My Little Pony Sterile Adhesive Bandages (walmart.com)
Much of the brand’s success can be credited to strategic marketing campaigns from its beginnings in 1920. Nearly everyone, regardless of gender, class, ethnicity, or color, uses disposable adhesive bandages. Despite this, the overwhelming majority of print and television advertisements in the early decades of the brand not only featured but were expressly marketed to suburban white mothers.
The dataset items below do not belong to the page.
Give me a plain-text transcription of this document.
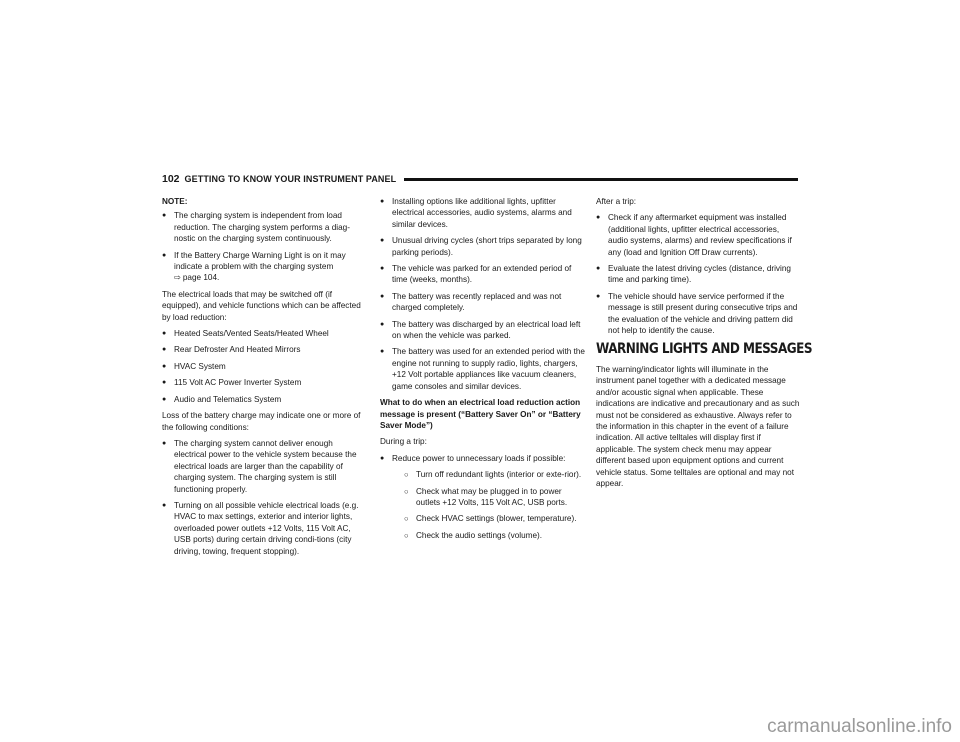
102 GETTING TO KNOW YOUR INSTRUMENT PANEL

NOTE:

● The charging system is independent from load reduction. The charging system performs a diag-nostic on the charging system continuously.
● If the Battery Charge Warning Light is on it may indicate a problem with the charging system
⇨ page 104.

The electrical loads that may be switched off (if equipped), and vehicle functions which can be affected by load reduction:

● Heated Seats/Vented Seats/Heated Wheel
● Rear Defroster And Heated Mirrors
● HVAC System
● 115 Volt AC Power Inverter System
● Audio and Telematics System

Loss of the battery charge may indicate one or more of the following conditions:

● The charging system cannot deliver enough electrical power to the vehicle system because the electrical loads are larger than the capability of charging system. The charging system is still functioning properly.
● Turning on all possible vehicle electrical loads (e.g. HVAC to max settings, exterior and interior lights, overloaded power outlets +12 Volts, 115 Volt AC, USB ports) during certain driving condi-tions (city driving, towing, frequent stopping).
● Installing options like additional lights, upfitter electrical accessories, audio systems, alarms and similar devices.
● Unusual driving cycles (short trips separated by long parking periods).
● The vehicle was parked for an extended period of time (weeks, months).
● The battery was recently replaced and was not charged completely.
● The battery was discharged by an electrical load left on when the vehicle was parked.
● The battery was used for an extended period with the engine not running to supply radio, lights, chargers, +12 Volt portable appliances like vacuum cleaners, game consoles and similar devices.

What to do when an electrical load reduction action message is present (“Battery Saver On” or “Battery Saver Mode”)

During a trip:

● Reduce power to unnecessary loads if possible:
○ Turn off redundant lights (interior or exte-rior).
○ Check what may be plugged in to power outlets +12 Volts, 115 Volt AC, USB ports.
○ Check HVAC settings (blower, temperature).
○ Check the audio settings (volume).

After a trip:

● Check if any aftermarket equipment was installed (additional lights, upfitter electrical accessories, audio systems, alarms) and review specifications if any (load and Ignition Off Draw currents).
● Evaluate the latest driving cycles (distance, driving time and parking time).
● The vehicle should have service performed if the message is still present during consecutive trips and the evaluation of the vehicle and driving pattern did not help to identify the cause.
WARNING LIGHTS AND MESSAGES

The warning/indicator lights will illuminate in the instrument panel together with a dedicated message and/or acoustic signal when applicable. These indications are indicative and precautionary and as such must not be considered as exhaustive. Always refer to the information in this chapter in the event of a failure indication. All active telltales will display first if applicable. The system check menu may appear different based upon equipment options and current vehicle status. Some telltales are optional and may not appear.

carmanualsonline.info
Since the 1950s, advertisements and packaging are designed to appeal to the number one user (but not purchaser) of the product. For American children, adhesive bandages are equal parts panacea, war story, and fashion statement. Most parents have put bandages on a range of boo-boos, from cuts and scrapes to bruises and imaginary (albeit extremely painful and life threatening) flesh wounds. Children use adhesive bandages as storytelling devices. It makes them feel special. Bandages and more specifically BAND-AIDs have developed into more than first-aid. To children under 10 years old, the product has important emotional and almost supernatural healing abilities.
This exhibition explores wound treatment throughout history, from ancient treatments to ready-made first-aid adhesive bandages. The second half of the exhibition looks at the marketing of bandages and investigates how the simple strip of plastic and cotton became childhood staple.